UK telecoms operator BT said it was extending its full-fibre broadband network to 25m premises by the end of 2026, and would aim to fund the 5m extra premises through a joint venture.

The company also reported a 7% fall in revenue and a 6% fall in adjusted earnings for the year to end-March, reflecting the impact of Covid-19.

Rolls-Royce said engines flew at 40% of 2019 levels in the first four months of this year as the Covid-19 pandemic continued to impact the airline industry.

The company, which is paid for the number of hours its engines fly, said it was largely driven by demand for cargo flights and the maintenance of key routes “broadly unchanged from the run rate at the end of 2020 and consistent with our planning assumptions”.

"While the timing of the recovery remains uncertain, the progress of Covid-19 vaccination programmes in a significant number of countries, particularly the US and UK, is encouraging. Combined with increased testing, vaccination programmes are key enablers of further recovery in international air travel."

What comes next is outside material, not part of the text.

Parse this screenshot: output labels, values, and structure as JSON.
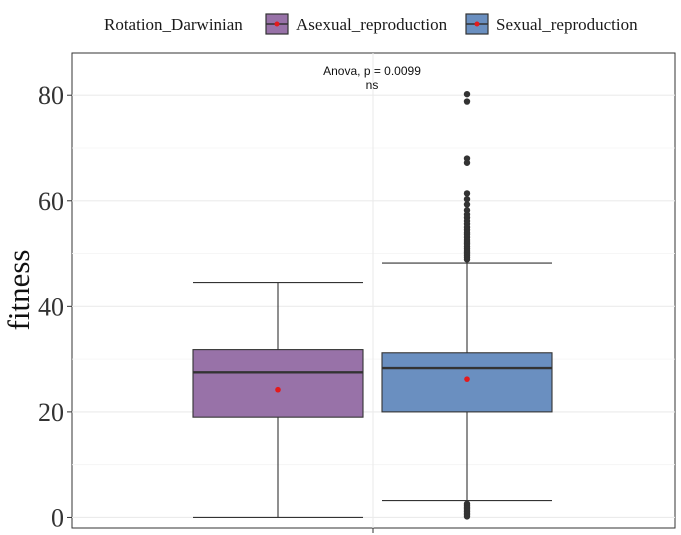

Burberry reported a decline in full-year sales and operating profits, but took the decision to reinstate its dividend on the back of strong cash generation.

Sales at constant exchange rates declined 10% from their year earlier level to reach £2.34bn, while the luxury fashion retailer's operating profits shrank 8% to £396m. Nevertheless, full-price sales jumped by 12% in the last quarter of its financial year, led by mainland China, South Korea and the US.

On a comparable basis, sales for those same three months were off by 5%, despite 16% of its stores remaining shut. The full-year payout was reinstated at 42.5 per share.

In the press

The head of the UK financial regulator has promised to consider imposing restrictions on a system that allowed the now collapsed bank Greensill Capital to operate in the UK without a licence. Nikhil Rathi, the chief executive of the Financial Conduct Authority (FCA), told MPs that Greensill’s failure had led the regulator to look “much more closely at the systems of control that the principle has in place and potentially also plac[e] some restrictions on the scale of business that can be undertaken through this mechanism”. - Guardian

Guidance that people in England should work from home if they can is to be dropped from 21 June, the prime minister has indicated. Boris Johnson told MPs on Wednesday the government intended to take the step when it moved to the final stage in its Covid reopening plans. “That is certainly our intention, provided we stay on track,” he told the Commons when asked about the proposal by the Tory MP Felicity Buchan. - Guardian

Driving could become the preserve of the rich as Britain and other countries around the world impose bans on diesel and petrol cars and embrace electrification, the boss of Vauxhall owner Stellantis has warned. A global rush to go electric could make cars too expensive for the middle classes, said Carlos Tavares, chief executive of the world's fifth-biggest car maker - and it may even fail to significantly reduce carbon emissions because the vehicles are so much heavier than petrol ones. - Telegraph

US close

Wall Street stocks finished in negative territory for yet another session on Wednesday, following the release of April's consumer price index.

The Dow Jones Industrial Average closed 681.5 points lower on Wednesday, extending losses recorded in the previous session despite big-name tech stocks staging a late reversal.

At the close, the Dow was down 1.99% at 33,587.66, as the S&P 500 lost 2.14% to 4,063.04, and the Nasdaq Composite was 2.67% weaker at 13,031.68.

In focus on Wednesday was April's consumer price index, which rose 4.2% year-on-year, according to the Labor Department, ahead of estimates for a print of 3.6% and the fastest pace of acceleration since September 2008.